Figure 1 illustrates a use case for a IoT-enabled connected healthcare system for detecting human falls using a end device (embedded with an accelerometer sensor), a fog device, and deep learning. A user can have one or more IoT devices, for example a smartphone or smartwatch, that collect accelerometer data. This data is used to feed a trained deep learning model deployed in a local fog device. The IoT devices communicate with the fog devices through wireless technologies, such as IEEE 802.11, Zigbee, and Bluetooth Low Energy. In addition, the accelerometer data must be encoded using IoT communication protocols, such as Message Queue Telemetry Transport (MQTT) and Advanced Message Queuing Protocol.
Figure 1. Simplified fall detection use case
The focus of this study is a deep learning model deployed at the fog device used to process the accelerometer data generated by the end user. We propose a CNN to extract relevant features from the data and detect if a fall occurred or not. Figure 2 presents the architecture of our CNN model, named CNN-3B3Conv.

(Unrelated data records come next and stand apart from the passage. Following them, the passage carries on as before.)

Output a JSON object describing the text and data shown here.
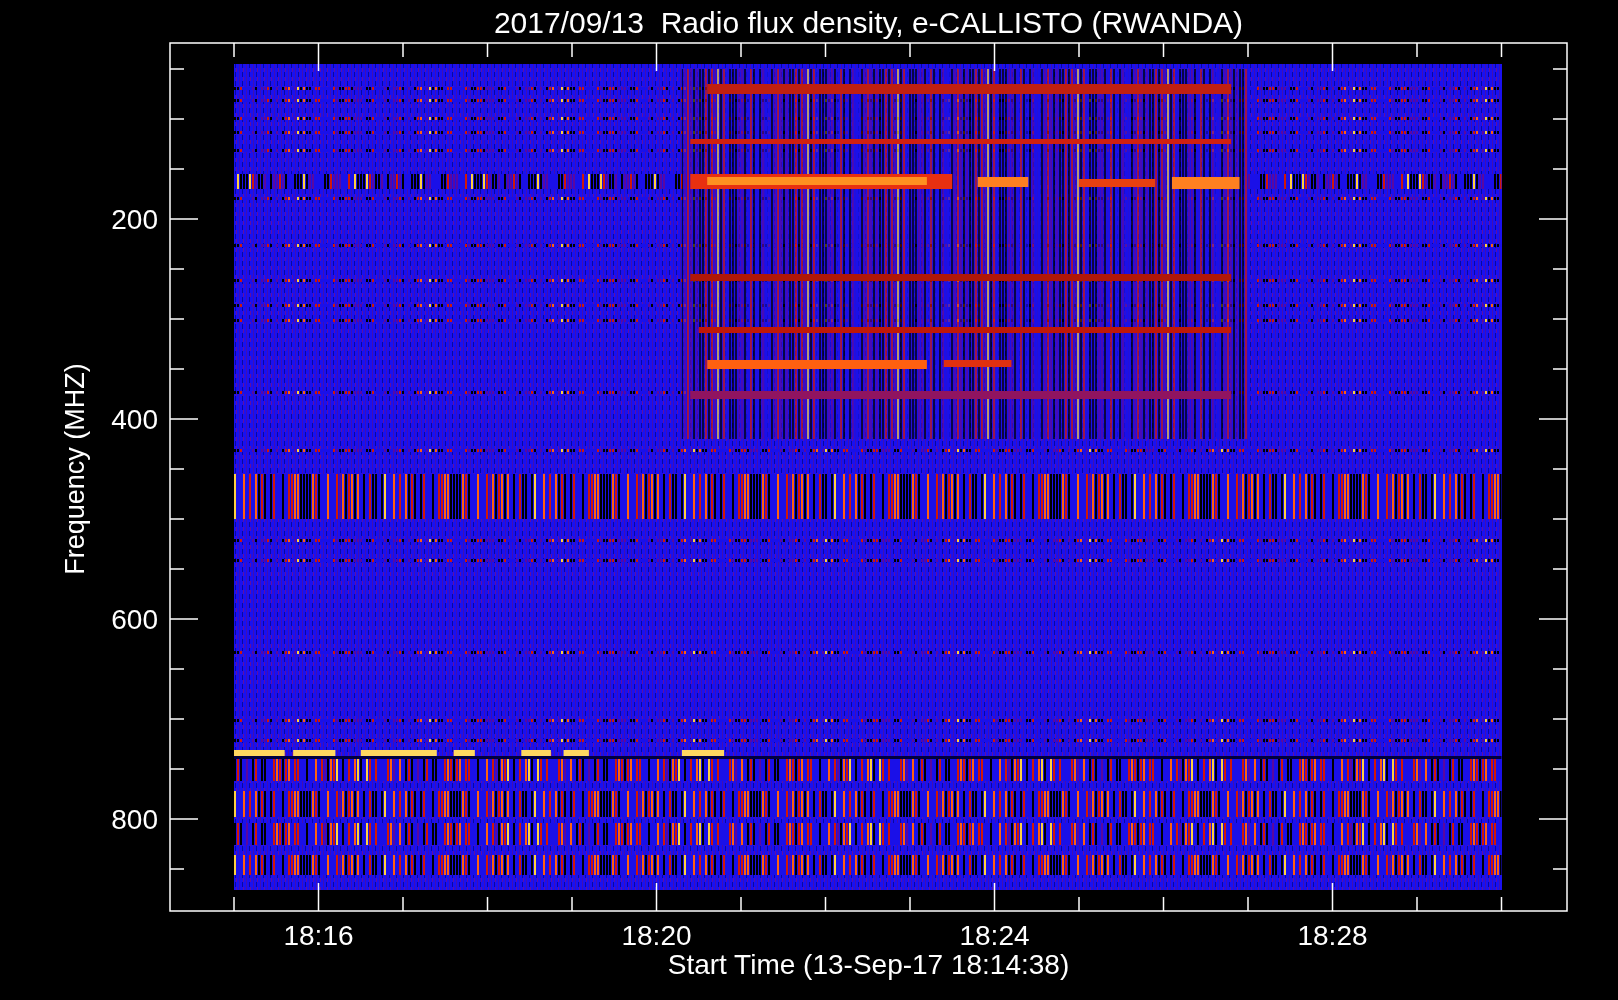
{
  "title": "2017/09/13  Radio flux density, e-CALLISTO (RWANDA)",
  "y_axis": {
    "label": "Frequency (MHZ)",
    "ticks": [
      "200",
      "400",
      "600",
      "800"
    ]
  },
  "x_axis": {
    "label": "Start Time (13-Sep-17 18:14:38)",
    "ticks": [
      "18:16",
      "18:20",
      "18:24",
      "18:28"
    ]
  }
}
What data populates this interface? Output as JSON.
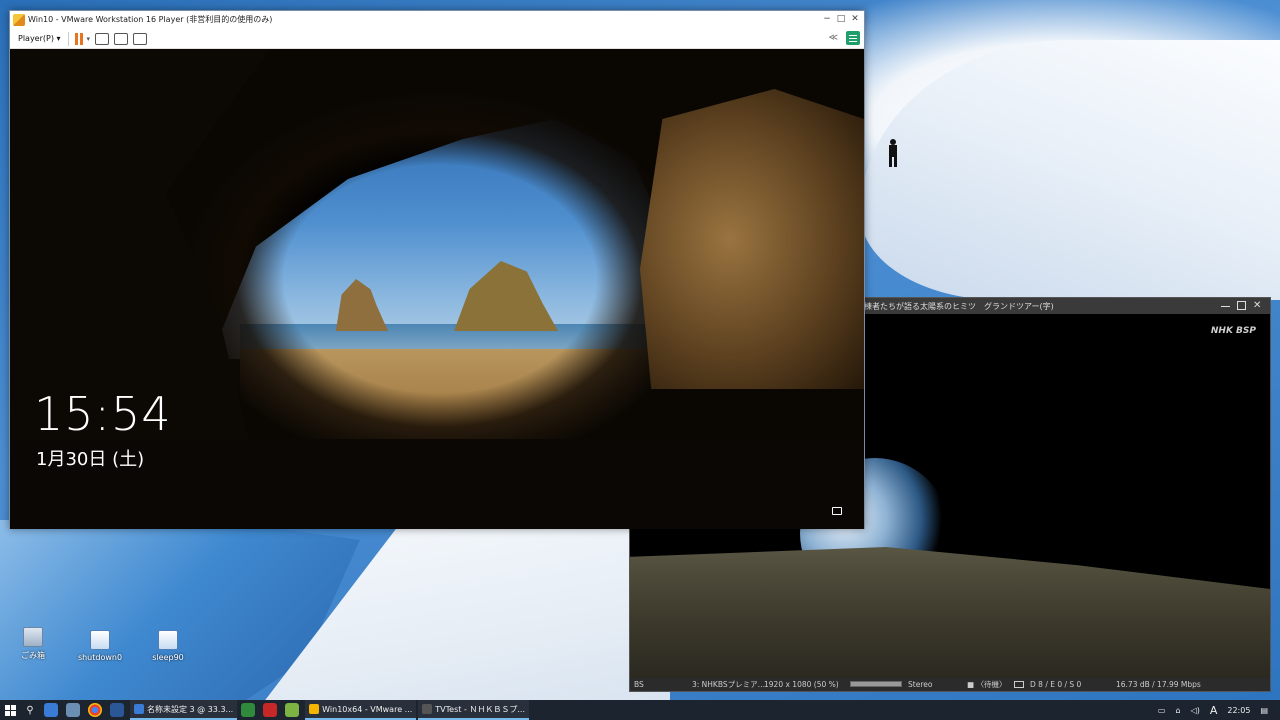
{
  "vmware": {
    "title": "Win10 - VMware Workstation 16 Player (非営利目的の使用のみ)",
    "menu_label": "Player(P)",
    "minimize": "−",
    "maximize": "□",
    "close": "✕",
    "collapse": "≪",
    "lock_screen": {
      "time": "15:54",
      "date": "1月30日 (土)"
    }
  },
  "tvtest": {
    "title": "棟者たちが語る太陽系のヒミツ　グランドツアー(字)",
    "channel_logo": "NHK BSP",
    "status": {
      "tuner": "BS",
      "channel": "3: NHKBSプレミア…",
      "resolution": "1920 x 1080 (50 %)",
      "audio": "Stereo",
      "recording": "■ 〈待機〉",
      "errors": "D 8 / E 0 / S 0",
      "signal": "16.73 dB / 17.99 Mbps"
    }
  },
  "desktop_icons": [
    {
      "label": "ごみ箱"
    },
    {
      "label": "shutdown0"
    },
    {
      "label": "sleep90"
    }
  ],
  "taskbar": {
    "apps": [
      {
        "label": "名称未設定 3 @ 33.3...",
        "color": "#3a7bd5"
      },
      {
        "label": "Win10x64 - VMware ...",
        "color": "#f4b400"
      },
      {
        "label": "TVTest - ＮＨＫＢＳプ...",
        "color": "#555555"
      }
    ],
    "ime": "A",
    "clock": "22:05"
  }
}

Figure 2. CNN-3B3Conv model to detect fall from accelerometer data
Block 1 comprises a set of three sequential convolutional layers followed by one pooling layer. As we are considering sequential data, the model is designed with a one-dimensional convolution in the convolutional layers. For each convolutional layer, we configured a Rectified Linear Unit (ReLU) as the activation function and L2 regularization with alpha = 0.01 to reduce the overfitting. Moreover, we used 64 filters and a kernel size equal to four. After these three convolutional layers, there is a pooling layer used to merge semantically similar features, reducing the data dimensionality. We configured maxpooling with a pool size equal to three, and dropout with probability of 35% to reduce overfitting. These values were chosen empirically. Similarly, Block 2 comprises another set of three sequential convolutional layers and one pooling layer. However, the unique difference is the kernel size; which we configured to three. Finally, Block 3 comprises three fully-connected layers with 64, 32 and two neurons, respectively. The last layer has only two neurons reflecting the output of the model: whether the event is a "fall" or "not fall".
Experimental results suggest that the proposed CNN model, CNN-3B3Conv, using data augmentation presents better results for fall detection compared to LTSM-Acc and LTSM-Acc Rot. Similar to , we could demonstrate that apply data augmentation technique improves the deep learning performance, both in terms of accuracy and precision. Dimensionality issues hampered the use of multiple data sets for evaluation, highlighting the need for large standardised data sets for comparative research validation. Notwithstanding this, once the CNN model was modified, performance was improved albeit with a simpler CNN model, the CNN-1Conv.